Bank of America eventually offered a loan modification to Mr. McHale in August 2011.14 Debtors made ten full payments under the temporary loan modification agreement that was only supposed to last for three months.15 Bank of America accepted every payment, the last one being made by the Debtors’ daughter on May 23. Husband died on April 26, 2012.
Bank of America refused to accept any of the many later payments tendered by wife. The lender also refused to issue a permanent loan modification or to assist wife, the surviving Debtor, with restructuring the mortgage encumbering her home. The testimony was uncontroverted that wife, assisted by her family, was willing and able to continue paying for her home. Bank of America simply failed to work with their borrower’s widow.
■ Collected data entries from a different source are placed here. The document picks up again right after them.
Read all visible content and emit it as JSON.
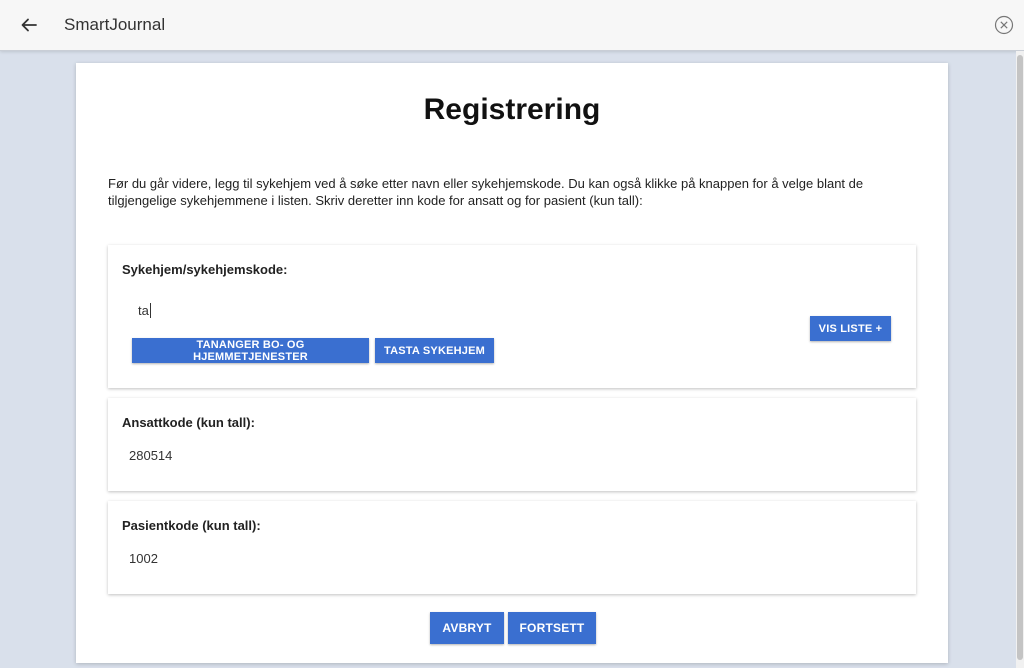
{
  "header": {
    "title": "SmartJournal",
    "back_icon": "arrow-left-icon",
    "close_icon": "close-circle-icon"
  },
  "page": {
    "title": "Registrering",
    "intro": "Før du går videre, legg til sykehjem ved å søke etter navn eller sykehjemskode. Du kan også klikke på knappen for å velge blant de tilgjengelige sykehjemmene i listen. Skriv deretter inn kode for ansatt og for pasient (kun tall):"
  },
  "nursing_home": {
    "label": "Sykehjem/sykehjemskode:",
    "input_value": "ta",
    "suggestions": [
      "TANANGER BO- OG HJEMMETJENESTER",
      "TASTA SYKEHJEM"
    ],
    "show_list_label": "VIS LISTE +"
  },
  "employee": {
    "label": "Ansattkode (kun tall):",
    "value": "280514"
  },
  "patient": {
    "label": "Pasientkode (kun tall):",
    "value": "1002"
  },
  "actions": {
    "cancel_label": "AVBRYT",
    "continue_label": "FORTSETT"
  },
  "colors": {
    "accent": "#3a6fd0",
    "background": "#d9e0eb"
  }
}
Bank of America and later the Trust instead pursued two separate foreclosure actions against wife. The first foreclosure case was filed on January 4, 2013. Because the lender could not procure a witness to prove its alleged debt,  Trust voluntarily dismissed the first foreclosure on October 3, 2014.

Trust filed a second foreclosure action on May 19, 2015. The second foreclosure action remains pending. Trust, not wife, has asked to continue the trial in this second foreclosure case at least three times. Then, on June 18, 2016, almost six years after the Debtors received their discharge in this bankruptcy case and three and a half years after the initial foreclosure action was filed,  Trust filed its motion to reopen this closed Chapter 7 case.  Trust argues the Debtors did not properly reaffirm the debt then due to Bank of America, and the Bankruptcy Court should compel the surrender of the home.